At Mitchell Medical Group, we treat patients every week with the symptoms that are due to an imbalance of good and bad bugs- we call it Candida overgrowth. It was once a controversial diagnosis, but as the science catches up to the clinical presentations, it is clearly more real than ever.
We address the Candida overgrowth with a specific diet for patients, careful use of vitamins and supplements and forms of natural immunotherapy to boost the immune system.
The irony is that in medicine for the past half-century we may have been attacking the wrong enemy. If we can harness the potential of strengthening our immune system with the good bacteria all over our body, it will be incredible to see the explosion in good health and aging!
– Dr. Dean Mitchell, M.D.
Mitchell Medical Group, NYC
About the Author – Dr. Dean Mitchell, M.D.

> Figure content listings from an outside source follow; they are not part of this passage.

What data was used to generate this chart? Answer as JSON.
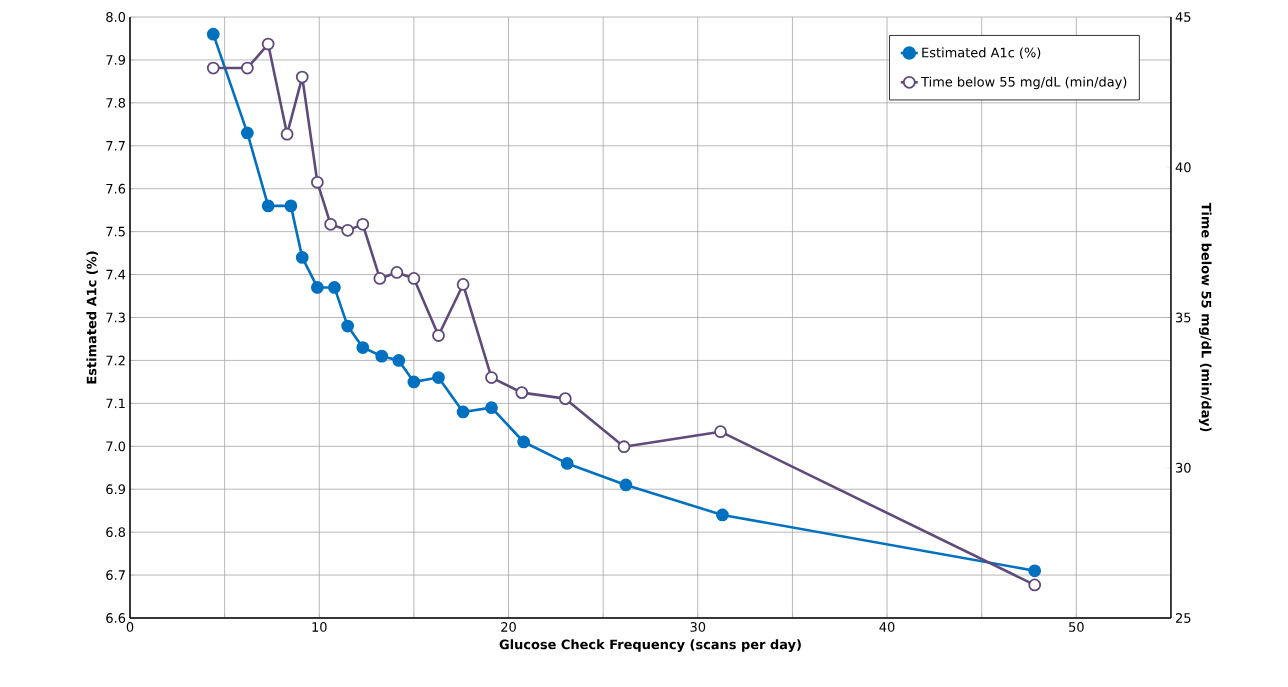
{
  "chart_data": {
    "type": "line",
    "xlabel": "Glucose Check Frequency (scans per day)",
    "ylabel": "Estimated A1c (%)",
    "y2label": "Time below 55 mg/dL (min/day)",
    "xlim": [
      0,
      55
    ],
    "xticks": [
      0,
      {
        "value": 5,
        "label": null
      },
      10,
      {
        "value": 15,
        "label": null
      },
      20,
      {
        "value": 25,
        "label": null
      },
      30,
      {
        "value": 35,
        "label": null
      },
      40,
      {
        "value": 45,
        "label": null
      },
      50
    ],
    "ylim": [
      6.6,
      8.0
    ],
    "yticks": [
      {
        "value": 6.6,
        "label": "6.6"
      },
      {
        "value": 6.7,
        "label": "6.7"
      },
      {
        "value": 6.8,
        "label": "6.8"
      },
      {
        "value": 6.9,
        "label": "6.9"
      },
      {
        "value": 7.0,
        "label": "7.0"
      },
      {
        "value": 7.1,
        "label": "7.1"
      },
      {
        "value": 7.2,
        "label": "7.2"
      },
      {
        "value": 7.3,
        "label": "7.3"
      },
      {
        "value": 7.4,
        "label": "7.4"
      },
      {
        "value": 7.5,
        "label": "7.5"
      },
      {
        "value": 7.6,
        "label": "7.6"
      },
      {
        "value": 7.7,
        "label": "7.7"
      },
      {
        "value": 7.8,
        "label": "7.8"
      },
      {
        "value": 7.9,
        "label": "7.9"
      },
      {
        "value": 8.0,
        "label": "8.0"
      }
    ],
    "y2lim": [
      25,
      45
    ],
    "y2ticks": [
      25,
      30,
      35,
      40,
      45
    ],
    "grid": true,
    "legend": "top right",
    "marker": "circle",
    "line_style": "solid",
    "series": [
      {
        "name": "Estimated A1c (%)",
        "color": "#0070c0",
        "x": [
          4.4,
          6.2,
          7.3,
          8.5,
          9.1,
          9.9,
          10.8,
          11.5,
          12.3,
          13.3,
          14.2,
          15.0,
          16.3,
          17.6,
          19.1,
          20.8,
          23.1,
          26.2,
          31.3,
          47.8
        ],
        "values": [
          7.96,
          7.73,
          7.56,
          7.56,
          7.44,
          7.37,
          7.37,
          7.28,
          7.23,
          7.21,
          7.2,
          7.15,
          7.16,
          7.08,
          7.09,
          7.01,
          6.96,
          6.91,
          6.84,
          6.71
        ]
      },
      {
        "name": "Time below 55 mg/dL (min/day)",
        "color": "#604a7b",
        "axis": "y2",
        "x": [
          4.4,
          6.2,
          7.3,
          8.3,
          9.1,
          9.9,
          10.6,
          11.5,
          12.3,
          13.2,
          14.1,
          15.0,
          16.3,
          17.6,
          19.1,
          20.7,
          23.0,
          26.1,
          31.2,
          47.8
        ],
        "values": [
          43.3,
          43.3,
          44.1,
          41.1,
          43.0,
          39.5,
          38.1,
          37.9,
          38.1,
          36.3,
          36.5,
          36.3,
          34.4,
          36.1,
          33.0,
          32.5,
          32.3,
          30.7,
          31.2,
          26.1
        ]
      }
    ]
  }
}
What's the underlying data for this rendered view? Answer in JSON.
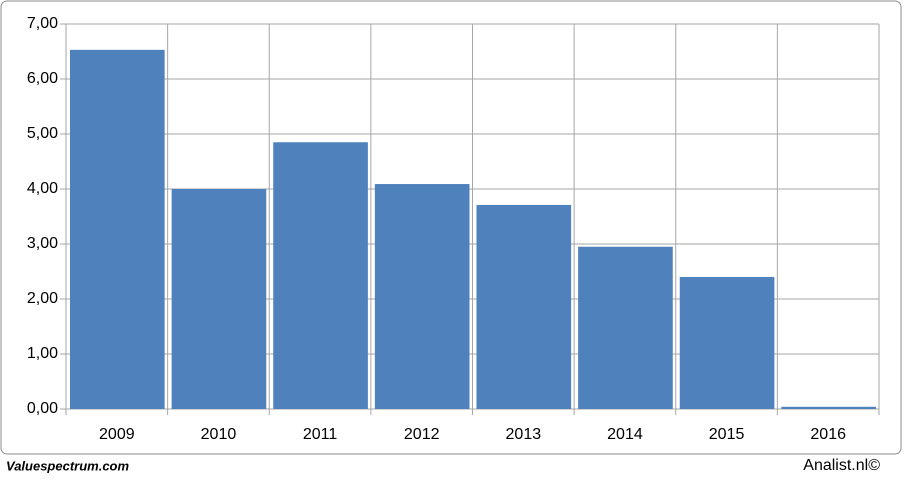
{
  "chart_data": {
    "type": "bar",
    "categories": [
      "2009",
      "2010",
      "2011",
      "2012",
      "2013",
      "2014",
      "2015",
      "2016"
    ],
    "values": [
      6.53,
      4.0,
      4.85,
      4.09,
      3.71,
      2.95,
      2.4,
      0.04
    ],
    "color": "#4f81bd",
    "ylim": [
      0,
      7
    ],
    "yticks": [
      {
        "value": 0,
        "label": "0,00"
      },
      {
        "value": 1,
        "label": "1,00"
      },
      {
        "value": 2,
        "label": "2,00"
      },
      {
        "value": 3,
        "label": "3,00"
      },
      {
        "value": 4,
        "label": "4,00"
      },
      {
        "value": 5,
        "label": "5,00"
      },
      {
        "value": 6,
        "label": "6,00"
      },
      {
        "value": 7,
        "label": "7,00"
      }
    ],
    "grid": true
  },
  "footer": {
    "left": "Valuespectrum.com",
    "right": "Analist.nl©"
  }
}
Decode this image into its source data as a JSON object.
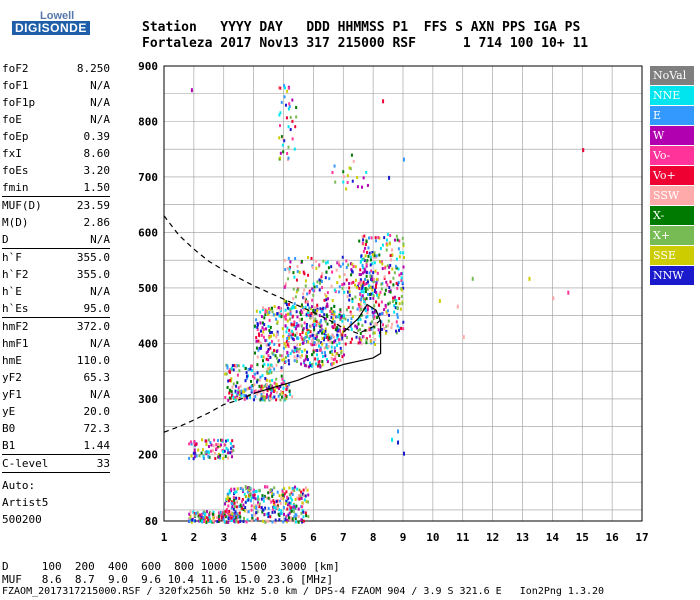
{
  "logo": {
    "top": "Lowell",
    "bottom": "DIGISONDE"
  },
  "header": {
    "line1": "Station   YYYY DAY   DDD HHMMSS P1  FFS S AXN PPS IGA PS",
    "line2": "Fortaleza 2017 Nov13 317 215000 RSF      1 714 100 10+ 11"
  },
  "params": {
    "g1": [
      {
        "k": "foF2",
        "v": "8.250"
      },
      {
        "k": "foF1",
        "v": "N/A"
      },
      {
        "k": "foF1p",
        "v": "N/A"
      },
      {
        "k": "foE",
        "v": "N/A"
      },
      {
        "k": "foEp",
        "v": "0.39"
      },
      {
        "k": "fxI",
        "v": "8.60"
      },
      {
        "k": "foEs",
        "v": "3.20"
      },
      {
        "k": "fmin",
        "v": "1.50"
      }
    ],
    "g2": [
      {
        "k": "MUF(D)",
        "v": "23.59"
      },
      {
        "k": "M(D)",
        "v": "2.86"
      },
      {
        "k": "D",
        "v": "N/A"
      }
    ],
    "g3": [
      {
        "k": "h`F",
        "v": "355.0"
      },
      {
        "k": "h`F2",
        "v": "355.0"
      },
      {
        "k": "h`E",
        "v": "N/A"
      },
      {
        "k": "h`Es",
        "v": "95.0"
      }
    ],
    "g4": [
      {
        "k": "hmF2",
        "v": "372.0"
      },
      {
        "k": "hmF1",
        "v": "N/A"
      },
      {
        "k": "hmE",
        "v": "110.0"
      },
      {
        "k": "yF2",
        "v": "65.3"
      },
      {
        "k": "yF1",
        "v": "N/A"
      },
      {
        "k": "yE",
        "v": "20.0"
      },
      {
        "k": "B0",
        "v": "72.3"
      },
      {
        "k": "B1",
        "v": "1.44"
      }
    ],
    "g5": [
      {
        "k": "C-level",
        "v": "33"
      }
    ]
  },
  "auto": {
    "l1": "Auto:",
    "l2": "Artist5",
    "l3": "500200"
  },
  "legend": [
    {
      "label": "NoVal",
      "color": "#7f7f7f"
    },
    {
      "label": "NNE",
      "color": "#00e5ee"
    },
    {
      "label": "E",
      "color": "#3399ff"
    },
    {
      "label": "W",
      "color": "#b000b0"
    },
    {
      "label": "Vo-",
      "color": "#ff3399"
    },
    {
      "label": "Vo+",
      "color": "#ee0033"
    },
    {
      "label": "SSW",
      "color": "#ffaaaa"
    },
    {
      "label": "X-",
      "color": "#007a00"
    },
    {
      "label": "X+",
      "color": "#77bb55"
    },
    {
      "label": "SSE",
      "color": "#cccc00"
    },
    {
      "label": "NNW",
      "color": "#1a1acc"
    }
  ],
  "footer": {
    "d_line": "D     100  200  400  600  800 1000  1500  3000 [km]",
    "muf_line": "MUF   8.6  8.7  9.0  9.6 10.4 11.6 15.0 23.6 [MHz]",
    "file_line": "FZAOM_2017317215000.RSF / 320fx256h 50 kHz 5.0 km / DPS-4 FZAOM 904 / 3.9 S 321.6 E   Ion2Png 1.3.20"
  },
  "chart_data": {
    "type": "scatter",
    "xlim": [
      1,
      17
    ],
    "ylim": [
      80,
      900
    ],
    "xticks": [
      "1",
      "2",
      "3",
      "4",
      "5",
      "6",
      "7",
      "8",
      "9",
      "10",
      "11",
      "12",
      "13",
      "14",
      "15",
      "16",
      "17"
    ],
    "yticks": [
      "80",
      "200",
      "300",
      "400",
      "500",
      "600",
      "700",
      "800",
      "900"
    ],
    "grid": true,
    "traces": [
      {
        "name": "virtual-height trace (dashed)",
        "style": "dashed",
        "x": [
          1.0,
          1.5,
          2.0,
          2.5,
          3.0,
          3.5,
          4.0,
          4.5,
          5.0,
          5.5,
          6.0,
          6.5,
          7.0,
          7.5,
          8.0,
          8.3
        ],
        "y": [
          630,
          595,
          570,
          548,
          532,
          518,
          504,
          492,
          480,
          468,
          456,
          443,
          428,
          418,
          430,
          445
        ]
      },
      {
        "name": "lower trace (dashed)",
        "style": "dashed",
        "x": [
          1.0,
          1.5,
          2.0,
          2.5,
          3.0,
          3.5,
          4.0
        ],
        "y": [
          240,
          250,
          262,
          275,
          290,
          298,
          310
        ]
      },
      {
        "name": "profile trace (solid)",
        "style": "solid",
        "x": [
          4.0,
          4.5,
          5.0,
          5.5,
          6.0,
          6.5,
          7.0,
          7.5,
          8.0,
          8.25,
          8.25,
          8.1,
          7.8,
          7.5,
          7.2,
          7.0
        ],
        "y": [
          310,
          318,
          326,
          334,
          345,
          352,
          362,
          368,
          374,
          382,
          440,
          460,
          470,
          445,
          430,
          420
        ]
      }
    ],
    "clusters": [
      {
        "x": [
          1.8,
          3.5
        ],
        "y": [
          80,
          100
        ]
      },
      {
        "x": [
          3.0,
          5.8
        ],
        "y": [
          80,
          145
        ]
      },
      {
        "x": [
          1.8,
          3.3
        ],
        "y": [
          195,
          230
        ]
      },
      {
        "x": [
          3.2,
          5.3
        ],
        "y": [
          300,
          330
        ]
      },
      {
        "x": [
          3.0,
          5.0
        ],
        "y": [
          300,
          365
        ]
      },
      {
        "x": [
          4.0,
          7.0
        ],
        "y": [
          360,
          470
        ]
      },
      {
        "x": [
          5.0,
          8.2
        ],
        "y": [
          400,
          560
        ]
      },
      {
        "x": [
          7.5,
          9.0
        ],
        "y": [
          420,
          600
        ]
      },
      {
        "x": [
          4.8,
          5.4
        ],
        "y": [
          720,
          870
        ]
      },
      {
        "x": [
          6.6,
          7.8
        ],
        "y": [
          680,
          750
        ]
      }
    ],
    "isolated_points": [
      {
        "x": 1.9,
        "y": 860
      },
      {
        "x": 8.3,
        "y": 840
      },
      {
        "x": 9.0,
        "y": 735
      },
      {
        "x": 8.5,
        "y": 702
      },
      {
        "x": 10.2,
        "y": 480
      },
      {
        "x": 10.8,
        "y": 470
      },
      {
        "x": 11.3,
        "y": 520
      },
      {
        "x": 11.0,
        "y": 415
      },
      {
        "x": 13.2,
        "y": 520
      },
      {
        "x": 14.0,
        "y": 485
      },
      {
        "x": 14.5,
        "y": 495
      },
      {
        "x": 15.0,
        "y": 752
      },
      {
        "x": 8.8,
        "y": 245
      },
      {
        "x": 9.0,
        "y": 205
      },
      {
        "x": 8.8,
        "y": 225
      },
      {
        "x": 8.6,
        "y": 230
      }
    ]
  }
}
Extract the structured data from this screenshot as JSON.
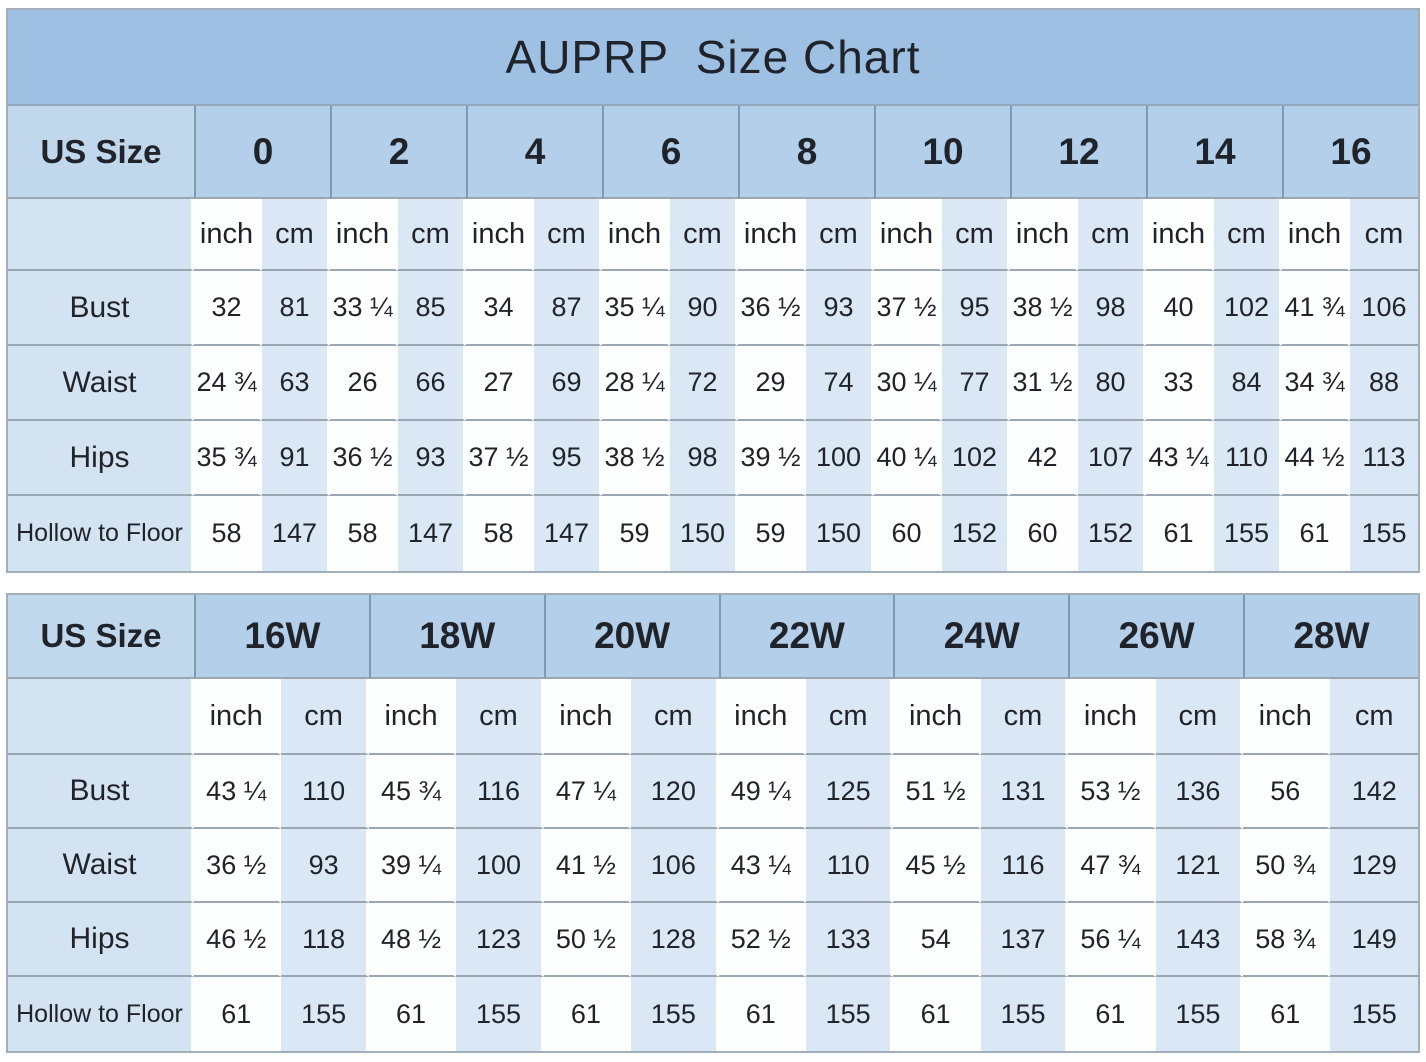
{
  "title": "AUPRP  Size Chart",
  "colors": {
    "title_bg": "#9dc0e3",
    "header_label_bg": "#c1d7ec",
    "header_size_bg": "#b4cfe9",
    "header_divider": "#8099ae",
    "label_cell_bg": "#d3e3f1",
    "cm_cell_bg": "#dae8f5",
    "inch_cell_bg": "#fdfefe",
    "row_line": "#9aa7b3",
    "column_gap": "#ffffff",
    "text": "#20242a"
  },
  "chart_data": {
    "type": "table",
    "title": "AUPRP  Size Chart",
    "row_header_label": "US Size",
    "unit_columns": [
      "inch",
      "cm"
    ],
    "tables": [
      {
        "sizes": [
          "0",
          "2",
          "4",
          "6",
          "8",
          "10",
          "12",
          "14",
          "16"
        ],
        "rows": [
          {
            "label": "Bust",
            "inch": [
              "32",
              "33 ¼",
              "34",
              "35 ¼",
              "36 ½",
              "37 ½",
              "38 ½",
              "40",
              "41 ¾"
            ],
            "cm": [
              "81",
              "85",
              "87",
              "90",
              "93",
              "95",
              "98",
              "102",
              "106"
            ]
          },
          {
            "label": "Waist",
            "inch": [
              "24 ¾",
              "26",
              "27",
              "28 ¼",
              "29",
              "30 ¼",
              "31 ½",
              "33",
              "34 ¾"
            ],
            "cm": [
              "63",
              "66",
              "69",
              "72",
              "74",
              "77",
              "80",
              "84",
              "88"
            ]
          },
          {
            "label": "Hips",
            "inch": [
              "35 ¾",
              "36 ½",
              "37 ½",
              "38 ½",
              "39 ½",
              "40 ¼",
              "42",
              "43 ¼",
              "44 ½"
            ],
            "cm": [
              "91",
              "93",
              "95",
              "98",
              "100",
              "102",
              "107",
              "110",
              "113"
            ]
          },
          {
            "label": "Hollow to Floor",
            "inch": [
              "58",
              "58",
              "58",
              "59",
              "59",
              "60",
              "60",
              "61",
              "61"
            ],
            "cm": [
              "147",
              "147",
              "147",
              "150",
              "150",
              "152",
              "152",
              "155",
              "155"
            ]
          }
        ]
      },
      {
        "sizes": [
          "16W",
          "18W",
          "20W",
          "22W",
          "24W",
          "26W",
          "28W"
        ],
        "rows": [
          {
            "label": "Bust",
            "inch": [
              "43 ¼",
              "45 ¾",
              "47 ¼",
              "49 ¼",
              "51 ½",
              "53 ½",
              "56"
            ],
            "cm": [
              "110",
              "116",
              "120",
              "125",
              "131",
              "136",
              "142"
            ]
          },
          {
            "label": "Waist",
            "inch": [
              "36 ½",
              "39 ¼",
              "41 ½",
              "43 ¼",
              "45 ½",
              "47 ¾",
              "50 ¾"
            ],
            "cm": [
              "93",
              "100",
              "106",
              "110",
              "116",
              "121",
              "129"
            ]
          },
          {
            "label": "Hips",
            "inch": [
              "46 ½",
              "48 ½",
              "50 ½",
              "52 ½",
              "54",
              "56 ¼",
              "58 ¾"
            ],
            "cm": [
              "118",
              "123",
              "128",
              "133",
              "137",
              "143",
              "149"
            ]
          },
          {
            "label": "Hollow to Floor",
            "inch": [
              "61",
              "61",
              "61",
              "61",
              "61",
              "61",
              "61"
            ],
            "cm": [
              "155",
              "155",
              "155",
              "155",
              "155",
              "155",
              "155"
            ]
          }
        ]
      }
    ]
  }
}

Dr. Dean Mitchell, M.D. is a Board Certified Allergist and Immunologist based out of NYC. He graduated from the Sackler School of Medicine and completed training at the Robert Cooke Allergy Institute in New York City. He is also a Clinical Assistant Professor at Touro College of Osteopathic Medicine, a fellow of the American Academy of Allergy, Asthma, and Immunology, and the author of Dr. Dean Mitchell’s Allergy and Asthma Solution: The Ultimate Program for Reversing Your Symptoms One Drop at a Time. Dr. Dean Mitchell, M.D. has also been featured in The New York Times, The Huffington Post, Fitness Magazine, Dr. Oz and News NY 1. Dr. Mitchell also hosts the podcast The Smartest Doctor in the Room – a combination of a lively, personal and in-depth interview with top healthcare specialists.